I doubt that anyone who visits indymedia regularly doesn't believe there are profound problems with the global banking system and with capitalism. For anyone on the left, such views come with the territory. There is a rich tradition of analysis and criticism of capitalism and its institutions produced by both the reformist left - we can invoke names like Keynes, Galbraith, and, today, John Ralston Saul - and the radical left. This left-wing tradition owes nothing to the bigoted conspiracy theories of the far right.

In contrast to the left, which argues that the capitalist system has serious faults and needs to be either reformed or replaced, the right-wingers Brian Reierson cites believe that capitalism is a fine system which has been perverted by the conspiracy of a minority which controls the banking sector. Often this minority is equated with the Jews, or a section of the Jewish people; sometimes it is referred to as 'the Illuminati' or given some other bogeyname. If only the dirty minority that controls the banking sector were disposed of, the right-wing conspiracy theorists say, then all would be well.

One of Reierson's supporters claimed on indymedia that Karl Marx was a Social Creditor, because Marx was a critic of the banks. Marx, though, rejected the notion that the problem with capitalism is the misuse of the banking sector; on the contrary, he explains in great detail, in volume two of Capital, that the banking sector cannot be considered apart from the rest of the capitalist economy, and that the crises which capitalism periodically experiences are caused by the inherent contradictions of the capitalist system, not by the conscious actions of a minority within a capitalist society.

If it showed us anything, last year's financial meltdown surely showed us that it is not possible to 'create money out of thin air'. The crisis occurred when banks realised that they extended far too much money to businesses that would not be able to pay that money back. Companies that had been subsisting on debt began to fold, as the property they owned and the goods they produced could not be sold. This sort of crisis of overproduction was first noticed in 1857 by Marx, and it has occurred many times since. It is inherent in the nature of capitalism, though it can be made worse or ameliorated by certain variables, including the actions of governments. It is not the result of a conspiracy by a group of bankers sitting in a beige room.

Although Western governments have been forced to break tactically with neo-liberalism to save banks and large manufacturers like Ford, they are not breaking with underlying neo-liberal assumptions when they formulate long-term responses to the recession. With the exception of Australia, which has borrowed more money to try and spend its way out of the crisis in the Keynesian fashion traditionally favoured by the social democratic left, the governments of the West are trying to 'balance the books' by cutting state spending on health and education and laying off state employees. This approach will deepen rather than reverse the recession, because it will depress consumer spending and lead to more bankruptcies and layoffs. It is notable that Australia is the only Western nation whose economy has grown this year.

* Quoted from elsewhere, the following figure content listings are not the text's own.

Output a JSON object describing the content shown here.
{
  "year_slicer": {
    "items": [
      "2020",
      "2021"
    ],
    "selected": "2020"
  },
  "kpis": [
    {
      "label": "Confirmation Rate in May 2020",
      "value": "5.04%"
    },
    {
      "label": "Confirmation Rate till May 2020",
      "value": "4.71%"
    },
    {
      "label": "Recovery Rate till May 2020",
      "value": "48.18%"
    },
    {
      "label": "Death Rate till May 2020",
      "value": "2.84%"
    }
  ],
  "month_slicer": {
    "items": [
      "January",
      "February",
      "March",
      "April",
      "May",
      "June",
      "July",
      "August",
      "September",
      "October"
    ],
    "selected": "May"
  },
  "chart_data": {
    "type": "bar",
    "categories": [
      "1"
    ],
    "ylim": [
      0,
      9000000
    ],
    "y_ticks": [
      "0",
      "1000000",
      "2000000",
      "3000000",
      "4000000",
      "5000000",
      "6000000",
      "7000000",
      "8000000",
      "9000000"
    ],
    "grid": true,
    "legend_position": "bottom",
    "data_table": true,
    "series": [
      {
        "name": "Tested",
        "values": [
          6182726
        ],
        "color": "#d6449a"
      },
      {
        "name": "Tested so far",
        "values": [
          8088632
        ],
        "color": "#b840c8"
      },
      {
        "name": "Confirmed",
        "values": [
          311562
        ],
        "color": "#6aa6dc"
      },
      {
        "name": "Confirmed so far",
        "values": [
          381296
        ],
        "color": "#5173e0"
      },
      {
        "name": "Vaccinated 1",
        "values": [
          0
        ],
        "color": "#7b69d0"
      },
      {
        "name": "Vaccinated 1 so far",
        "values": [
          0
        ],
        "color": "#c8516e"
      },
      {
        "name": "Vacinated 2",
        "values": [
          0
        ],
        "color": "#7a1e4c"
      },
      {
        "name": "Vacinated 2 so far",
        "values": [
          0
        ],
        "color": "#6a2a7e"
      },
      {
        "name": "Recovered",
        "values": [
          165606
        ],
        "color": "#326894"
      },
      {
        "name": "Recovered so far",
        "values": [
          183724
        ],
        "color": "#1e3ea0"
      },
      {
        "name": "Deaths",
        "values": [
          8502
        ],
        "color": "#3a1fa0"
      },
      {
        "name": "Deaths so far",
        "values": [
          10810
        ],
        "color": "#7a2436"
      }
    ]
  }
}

While the paranoid right scapegoats vulnerable minorities for the crisis and insists that wealth can be created 'out of thin air', the left has been arguing that the people who created the recession should pay for it, and not the workers threatened with lay-offs and cuts in state spending on vital services. Indymedia is correct to refuse the fantasies of Reierson and Swinney, and to focus on arguments and actions of the left.